Divers from Sri Lanka's Wildlife Conservation Department measure sea grass. Ocean Research & Conservation Association. |
"With all the mapping we have done and will do - scuba divers are sent to measure the extent and density of the meadows - we are trying to set up a database which would then inform our protection efforts."
One crucial factor behind the dramatic decrease of dugongs is the destruction of sea grass meadows, often by bottom trawling. Another factor is dynamiting, an illegal method of fishing. Typically, with dugongs killed by dynamiting blood spurts from their nose, in the kind of scene that so shocked Channa Suraweera.
"Bottom trawling is a fishing method whereby the fishnet is towed along the sea floor, damaging everything along the way," says Laksman Peiris, deputy director of Wildlife Conservation Department. "Ninety percent of dugong killed is killed by this net.
"Though not encouraged, bottom trawling is legal in Sri Lanka. The fishermen may not be aiming for the dugong, but a dugong caught accidentally by the fishnet has a slim chance of survival. That's because dugong, being a mammal, has to come to the surface of the water every six or seven minutes to breathe. Being caught by a net that lies at the bottom of the ocean, a dugong has no choice but to die a terrible death."
Suraweera, who once examined the body of a dugong killed by bottom trawling, has an acute sense of what a terrible death means. "Its lungs are filled with water. Can you imagine water seeping gradually into its lungs while the animal struggles desperately but in vain?
"A fisherman, after throwing his net into the ocean, only comes back every half or one hour to examine his catch," says Prasanna Weerakkody, of the Oceans Research & Conservation Association, a Canadian NGO with a Sri Lankan presence which is also part of the dugong project.
"By that time the dugong may have already died.

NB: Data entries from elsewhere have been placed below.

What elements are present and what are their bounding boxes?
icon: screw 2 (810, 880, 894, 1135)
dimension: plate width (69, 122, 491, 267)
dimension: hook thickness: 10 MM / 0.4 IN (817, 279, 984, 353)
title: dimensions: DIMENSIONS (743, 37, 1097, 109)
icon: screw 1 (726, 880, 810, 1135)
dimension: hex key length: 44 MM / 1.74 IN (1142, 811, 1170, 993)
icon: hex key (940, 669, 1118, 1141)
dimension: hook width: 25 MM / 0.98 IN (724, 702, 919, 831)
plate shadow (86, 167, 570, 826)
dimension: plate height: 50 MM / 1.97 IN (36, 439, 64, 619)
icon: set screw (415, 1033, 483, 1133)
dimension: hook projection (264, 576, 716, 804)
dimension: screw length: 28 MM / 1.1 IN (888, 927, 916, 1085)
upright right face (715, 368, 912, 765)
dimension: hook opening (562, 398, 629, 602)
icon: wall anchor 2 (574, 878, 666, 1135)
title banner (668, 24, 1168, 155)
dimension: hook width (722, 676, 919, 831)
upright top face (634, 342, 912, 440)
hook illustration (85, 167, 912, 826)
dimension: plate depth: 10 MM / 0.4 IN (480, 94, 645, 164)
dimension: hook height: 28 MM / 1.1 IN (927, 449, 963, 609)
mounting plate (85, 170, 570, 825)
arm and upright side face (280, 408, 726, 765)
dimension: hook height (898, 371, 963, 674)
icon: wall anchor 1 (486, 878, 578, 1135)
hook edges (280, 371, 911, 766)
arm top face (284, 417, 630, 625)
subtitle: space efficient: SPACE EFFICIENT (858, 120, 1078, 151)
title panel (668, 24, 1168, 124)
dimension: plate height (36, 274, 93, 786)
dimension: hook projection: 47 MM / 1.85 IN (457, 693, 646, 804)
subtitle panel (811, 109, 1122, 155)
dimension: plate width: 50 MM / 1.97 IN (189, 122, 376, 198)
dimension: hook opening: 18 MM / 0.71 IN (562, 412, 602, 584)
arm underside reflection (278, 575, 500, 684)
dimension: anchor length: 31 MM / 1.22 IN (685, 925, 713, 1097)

Even if it's not dead it's almost impossible for the fisherman to release the dugong since that means cutting off the entire net and losing all the catch."
Asked why the government has not required the fishermen to release the dugong and then be compensated for their loss, Suraweera says this is because the dugong, once released, will swim away. "You have to prove that you have indeed caught a dugong."